305 : Bring Sexy Back

It's interesting to me, the timing in which my Ex chose to leave me.  I have probably touched on this in other posts, but let's be honest- this is post #305, I may be forgetting a few areas I've already hit!  (I am juggling a lot these days, so bare with me!)  Okay, back to the timing.  The timing was interesting because it happened to be right when I was just beginning to feel the happiest, sexiest and most together I had felt in years.  I just had my second child.  I was doing much better both physically and mentally than I was after my first baby.  I won't go as far as to say it was easier the second time around, but I do feel I had adjusted quicker after my second baby.  And I had gone from 1 child, to 2 children pretty seamlessly.  I had lost weight through conscious discipline (see post #18) and was feeling good about my body and how I looked.  And right as I was hitting my stride here was when my Ex acknowledged to me that he was not happy.  Our marriage quickly dissipated after that as you all know, and it left me feeling very uncertain about myself amongst other things.  How could one feel wanted or desirable when their husband left them (and - just speculating here- left them for another woman?)  It was a tough pill to swallow.  A very, VERY tough pill to swallow.  I was a confident person for sure, but the situation definitely shook me up.  It was important to feel wanted.  To feel desired.  Everyone needed this on some level, right?

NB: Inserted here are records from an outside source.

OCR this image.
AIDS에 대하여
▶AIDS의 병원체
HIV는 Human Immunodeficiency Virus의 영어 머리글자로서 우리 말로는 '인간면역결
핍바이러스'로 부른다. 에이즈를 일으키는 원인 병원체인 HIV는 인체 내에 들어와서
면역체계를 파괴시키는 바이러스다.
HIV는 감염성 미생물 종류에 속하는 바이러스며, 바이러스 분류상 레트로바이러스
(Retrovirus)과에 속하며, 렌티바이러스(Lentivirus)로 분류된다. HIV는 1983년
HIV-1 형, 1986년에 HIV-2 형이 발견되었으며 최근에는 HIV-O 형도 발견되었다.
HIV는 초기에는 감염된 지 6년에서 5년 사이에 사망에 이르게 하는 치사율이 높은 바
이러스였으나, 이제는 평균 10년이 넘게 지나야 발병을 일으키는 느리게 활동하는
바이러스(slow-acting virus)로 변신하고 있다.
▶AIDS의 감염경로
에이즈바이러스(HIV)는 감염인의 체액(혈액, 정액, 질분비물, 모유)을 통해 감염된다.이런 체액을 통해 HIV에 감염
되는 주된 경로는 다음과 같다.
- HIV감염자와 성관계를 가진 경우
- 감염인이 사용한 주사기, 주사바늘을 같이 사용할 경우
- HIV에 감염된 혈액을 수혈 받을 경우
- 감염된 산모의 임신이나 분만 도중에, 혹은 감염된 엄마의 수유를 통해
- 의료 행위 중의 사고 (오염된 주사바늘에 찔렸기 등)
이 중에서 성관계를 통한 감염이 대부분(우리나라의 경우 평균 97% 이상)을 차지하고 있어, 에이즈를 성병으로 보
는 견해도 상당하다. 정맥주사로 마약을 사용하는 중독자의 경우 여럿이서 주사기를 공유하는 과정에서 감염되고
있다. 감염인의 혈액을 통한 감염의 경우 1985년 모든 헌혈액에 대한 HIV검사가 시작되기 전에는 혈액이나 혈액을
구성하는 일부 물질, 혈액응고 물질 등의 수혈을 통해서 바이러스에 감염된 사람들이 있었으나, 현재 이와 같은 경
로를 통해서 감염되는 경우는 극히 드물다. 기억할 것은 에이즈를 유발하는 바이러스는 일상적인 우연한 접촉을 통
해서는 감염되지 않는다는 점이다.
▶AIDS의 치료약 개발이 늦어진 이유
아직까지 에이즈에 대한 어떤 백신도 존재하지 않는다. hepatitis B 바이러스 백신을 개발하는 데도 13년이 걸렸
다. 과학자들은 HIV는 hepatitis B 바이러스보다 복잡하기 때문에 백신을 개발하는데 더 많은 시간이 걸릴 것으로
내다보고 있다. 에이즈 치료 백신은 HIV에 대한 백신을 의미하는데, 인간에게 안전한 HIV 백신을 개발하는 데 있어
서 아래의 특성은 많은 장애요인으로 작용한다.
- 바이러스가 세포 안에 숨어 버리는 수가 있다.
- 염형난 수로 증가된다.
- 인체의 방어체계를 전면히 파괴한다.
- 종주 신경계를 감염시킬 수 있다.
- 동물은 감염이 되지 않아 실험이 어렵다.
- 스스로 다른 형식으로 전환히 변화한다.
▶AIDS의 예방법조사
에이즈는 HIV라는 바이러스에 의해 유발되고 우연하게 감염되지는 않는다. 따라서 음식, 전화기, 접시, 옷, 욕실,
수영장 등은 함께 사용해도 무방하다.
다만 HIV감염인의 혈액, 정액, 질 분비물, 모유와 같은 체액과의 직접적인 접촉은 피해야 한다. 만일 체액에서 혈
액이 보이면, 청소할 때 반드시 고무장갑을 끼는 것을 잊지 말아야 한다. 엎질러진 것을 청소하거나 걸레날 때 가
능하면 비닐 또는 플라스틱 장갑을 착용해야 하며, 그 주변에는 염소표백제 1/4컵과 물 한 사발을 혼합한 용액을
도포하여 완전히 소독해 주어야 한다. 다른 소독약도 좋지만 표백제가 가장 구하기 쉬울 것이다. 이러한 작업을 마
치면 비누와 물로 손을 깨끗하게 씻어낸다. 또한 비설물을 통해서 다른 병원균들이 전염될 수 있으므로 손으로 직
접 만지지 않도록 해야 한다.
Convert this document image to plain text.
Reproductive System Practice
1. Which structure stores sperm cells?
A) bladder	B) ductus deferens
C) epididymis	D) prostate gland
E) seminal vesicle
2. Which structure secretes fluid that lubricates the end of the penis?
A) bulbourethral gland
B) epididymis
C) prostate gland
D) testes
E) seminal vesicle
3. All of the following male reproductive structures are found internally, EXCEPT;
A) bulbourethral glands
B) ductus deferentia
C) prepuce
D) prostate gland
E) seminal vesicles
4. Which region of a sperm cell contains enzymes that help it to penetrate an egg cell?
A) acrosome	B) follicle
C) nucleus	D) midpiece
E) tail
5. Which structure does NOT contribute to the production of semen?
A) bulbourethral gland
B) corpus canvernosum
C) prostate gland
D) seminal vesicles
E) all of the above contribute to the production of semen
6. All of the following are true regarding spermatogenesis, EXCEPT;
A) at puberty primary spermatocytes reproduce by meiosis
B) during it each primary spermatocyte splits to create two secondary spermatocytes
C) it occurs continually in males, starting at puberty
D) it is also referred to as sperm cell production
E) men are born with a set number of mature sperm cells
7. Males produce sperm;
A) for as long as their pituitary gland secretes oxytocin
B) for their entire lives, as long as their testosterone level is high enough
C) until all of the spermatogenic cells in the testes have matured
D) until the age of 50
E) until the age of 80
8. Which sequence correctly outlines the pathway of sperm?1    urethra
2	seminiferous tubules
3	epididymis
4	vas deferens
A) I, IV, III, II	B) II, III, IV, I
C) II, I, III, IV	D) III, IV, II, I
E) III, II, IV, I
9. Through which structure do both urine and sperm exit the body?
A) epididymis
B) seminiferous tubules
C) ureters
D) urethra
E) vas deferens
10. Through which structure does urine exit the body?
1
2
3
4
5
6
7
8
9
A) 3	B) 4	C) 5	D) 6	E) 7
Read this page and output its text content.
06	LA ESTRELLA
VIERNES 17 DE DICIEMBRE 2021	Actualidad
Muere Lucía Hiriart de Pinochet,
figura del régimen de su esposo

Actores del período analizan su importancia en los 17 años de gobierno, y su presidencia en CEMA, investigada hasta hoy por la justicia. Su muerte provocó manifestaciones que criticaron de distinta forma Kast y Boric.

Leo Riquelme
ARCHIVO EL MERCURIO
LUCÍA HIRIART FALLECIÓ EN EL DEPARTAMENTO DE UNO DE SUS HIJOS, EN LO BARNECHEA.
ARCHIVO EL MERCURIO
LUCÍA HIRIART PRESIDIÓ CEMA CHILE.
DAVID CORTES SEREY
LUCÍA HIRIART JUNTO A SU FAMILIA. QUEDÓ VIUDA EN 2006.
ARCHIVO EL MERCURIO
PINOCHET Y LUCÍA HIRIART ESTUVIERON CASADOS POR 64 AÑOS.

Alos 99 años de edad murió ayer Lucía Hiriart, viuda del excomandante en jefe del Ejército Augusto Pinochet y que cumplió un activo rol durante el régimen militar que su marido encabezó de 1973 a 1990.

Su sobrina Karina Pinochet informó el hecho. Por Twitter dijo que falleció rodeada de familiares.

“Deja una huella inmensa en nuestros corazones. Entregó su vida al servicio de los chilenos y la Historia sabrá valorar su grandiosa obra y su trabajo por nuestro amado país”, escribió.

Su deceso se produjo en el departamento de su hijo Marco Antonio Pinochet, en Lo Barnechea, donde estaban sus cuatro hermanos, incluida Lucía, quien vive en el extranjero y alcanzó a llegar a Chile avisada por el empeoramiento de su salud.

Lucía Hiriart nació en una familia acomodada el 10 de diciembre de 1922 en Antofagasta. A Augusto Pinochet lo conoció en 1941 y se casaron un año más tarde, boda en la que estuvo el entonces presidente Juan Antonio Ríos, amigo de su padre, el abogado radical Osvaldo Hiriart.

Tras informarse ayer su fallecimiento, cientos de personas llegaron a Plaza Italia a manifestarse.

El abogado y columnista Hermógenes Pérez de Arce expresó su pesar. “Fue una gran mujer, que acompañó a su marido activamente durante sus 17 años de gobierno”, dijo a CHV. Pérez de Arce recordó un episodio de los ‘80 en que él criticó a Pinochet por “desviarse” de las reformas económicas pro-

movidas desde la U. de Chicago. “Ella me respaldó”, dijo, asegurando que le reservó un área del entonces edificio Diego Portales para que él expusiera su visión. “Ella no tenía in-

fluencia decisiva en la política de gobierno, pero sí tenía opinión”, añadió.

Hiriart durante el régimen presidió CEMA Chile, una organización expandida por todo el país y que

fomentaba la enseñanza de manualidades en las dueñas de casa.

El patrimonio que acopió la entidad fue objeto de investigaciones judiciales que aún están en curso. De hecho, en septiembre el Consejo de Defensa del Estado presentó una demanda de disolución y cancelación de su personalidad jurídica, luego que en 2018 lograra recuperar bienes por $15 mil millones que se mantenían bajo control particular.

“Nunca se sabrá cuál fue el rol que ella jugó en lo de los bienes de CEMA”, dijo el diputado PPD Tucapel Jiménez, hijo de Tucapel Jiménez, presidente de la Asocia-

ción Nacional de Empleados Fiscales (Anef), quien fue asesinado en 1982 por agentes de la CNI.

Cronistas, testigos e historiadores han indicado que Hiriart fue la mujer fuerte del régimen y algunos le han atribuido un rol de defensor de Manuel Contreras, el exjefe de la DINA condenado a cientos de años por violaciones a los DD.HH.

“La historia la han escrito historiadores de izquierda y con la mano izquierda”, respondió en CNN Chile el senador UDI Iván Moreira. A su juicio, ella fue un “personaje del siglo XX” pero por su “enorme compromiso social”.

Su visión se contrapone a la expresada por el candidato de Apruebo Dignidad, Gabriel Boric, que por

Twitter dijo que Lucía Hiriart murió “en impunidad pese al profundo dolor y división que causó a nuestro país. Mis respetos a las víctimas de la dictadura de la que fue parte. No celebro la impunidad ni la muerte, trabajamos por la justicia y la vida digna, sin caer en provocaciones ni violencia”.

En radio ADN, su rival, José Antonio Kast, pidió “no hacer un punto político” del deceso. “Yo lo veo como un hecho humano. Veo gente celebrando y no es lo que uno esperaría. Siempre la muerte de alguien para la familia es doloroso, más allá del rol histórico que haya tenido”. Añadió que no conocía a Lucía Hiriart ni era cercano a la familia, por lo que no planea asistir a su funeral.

I wanted to channel that feeling again; the feeling I had just before our split where I had felt the happiest, sexiest and most together that I had felt in years.  It took me many months of soul searching, blogging, therapy (see post #7), yoga (see post #9), quality time with my kids and overall personal reflection to realize one thing.  I still liked who I was.  I loved the person I was, in fact.  That truth right there made me feel good again.  I began to walk with a bit more confidence.  I began to feel wanted again.  Desirable.  Sexy!  I was the real deal!  I did not need my Ex (or any man for that matter) to feel that way.  (Sure, attention from men helped, but I did not need it.)  I physically felt sexy, yes, but for me it was more than that.  I had returned to a state of mind where I felt good about the core of who I was.  Life could only get better from here.